O mau humor voltou ao mercado nesta quarta-feira, diante da renovada
preocupação com a evolução da economia global. Além dos problemas fiscais na Europa e as incertezas sobre a retomada da economia norte-americana, as atenções também estão voltadas para a China, depois que o país decidiu antecipar para sábado a divulgação de indicadores econômicos de novembro. O anúncio dos dados, que incluem números sobre inflação e investimentos, estava previsto para segunda-feira. Agora analistas suspeitam que o
governo chinês anunciará também um aumento nos juros.

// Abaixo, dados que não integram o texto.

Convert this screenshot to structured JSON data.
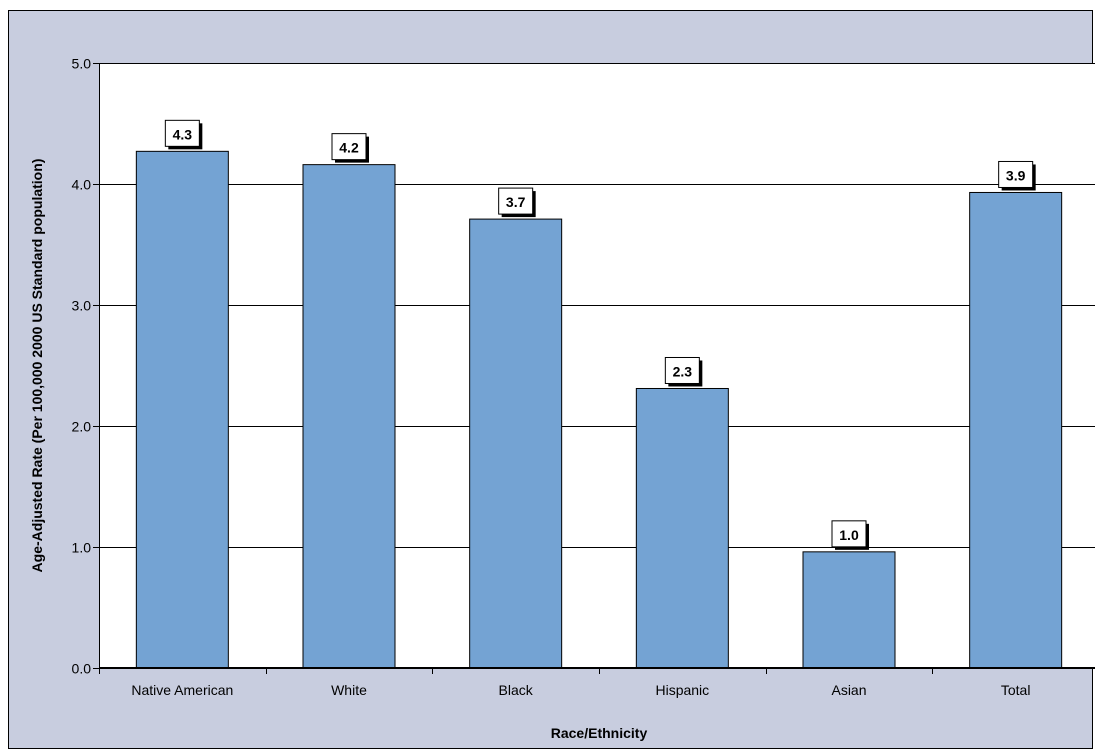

Essa sinalização por parte do maior consumidor mundial de commodities derrubou a cotação de metais e petróleo, pressionando também as produtoras locais desses insumos, que possuem grande peso na Bolsa. No entanto, papéis de empresas mais ligadas ao mercado interno também registram quedas, como construtoras e varejistas, pressionando ainda mais o
Às 14h38, o principal índice da bolsa paulista recuava 1,72%, aos 68.143 pontos, após alcançar a mínima de 68.144 pontos (-1,72%). A máxima do dia, na abertura, levou o Ibovespa aos 69.354 pontos (+0,02%). O desempenho da bolsa brasileira seguia abaixo do verificado nas pares europeias e norte-americanas. Em Wall Street, o Dow Jones cedia 0,14% e o S&P 500
baixava 0,03% "Apesar de a economia brasileira se apresentar melhor que as economias mundo afora, o desempenho da bolsa brasileira está aquém das bolsas internacionais, que acumulam alta no ano", destaca um analista. Com a perda que se verifica agora, o Ibovespa voltou ao negativo,
acumulando perda de 0,50% em 2010. E profissionais avaliam que é cada vez mais distante a possibilidade do tradicional rali de fim de ano. "Aparentemente as casas já estão fechando o ano, quem ganhou não quer arriscar perder, e quem perde até quer tentar melhorar, mas teme
perder ainda mais, então vai com cautela", acrescenta um outro profissional.
Em meio a esse cenário, a ação da BM&FBovespa caía há pouco 2,64%, com recuo maior que o das demais ações do setor financeiro.
O giro da Bolsa era melhor hoje, de R$ 3,69 bilhões, com projeção de alcançar R$ 7,35 bilhões no encerramento. No entanto, o volume era inflado por uma grande operação com Vale, que somou mais de R$ 900 milhões, entre o mercado à vista e a termo, informou um operador. "Essa projeção deve ir caindo e devemos fechar na casa dos R$ 6 bilhões, próximo ao que vimos ontem", disse.
Segundo esse operador, o Itaú fez uma operação à vista casada com a termo de 9,02 milhões de ações da Vale, aparentemente de rolagem de termo, que somou R$ 940 milhões, sendo R$ 451 milhões no mercado à vista. Com isso, o giro com os papéis PNA da mineradora no mercado à vista somavam R$ 727 milhões, ou cerca de 27% do giro da bolsa.
Vale PNA cedia 1,24% e a ação ON recuava 1,59%, em dia de realizações dos metais na London Metal Exchange (LME), refletindo o fortalecimento do dólar frente ao euro. Analistas do Commerzbank disseram que os preços estão sob "considerável pressão, com investidores claramente realizando lucros após o mais recente voo de alta altitude".
Investidores também embolsavam os ganhos com as siderúrgicas: Usiminas PNA (-1,91%); Usiminas ON (-1,94%); CSN ON (-0,85%); Gerdau PN (-1,06%) e Metalúrgica Gerdau PN (-1,50%).
Petrobras PN cedia 0,99% e a ON baixava 1,14%, enquanto o petróleo era negociado com queda de 0,70%, na Nymex eletrônica, aos US$ 88,09 o barril.
Já a OGX Petróleo subia 0,61%, entre as maiores altas do Ibovespa, reagindo ao anúncio feito pela empresa na manhã de hoje de que encontrou presença de hidrocarbonetos na seção albocenomaniana do poço 1-OGX-25-RJS, no bloco BM-C-39, em águas rasas da Bacia de Campos. A OGX detém 100% de participação no bloco.
Esse poço, prospecto denominado Waikiki, é o primeiro a ser perfurado no bloco BM-C-39 e está localizado mais ao norte das recentes descobertas feitas pela OGX na bacia de Campos, informou a companhia em fato relevante. A sonda Pride Venezuela iniciou as atividades de
perfuração no dia 14 de novembro de 2010.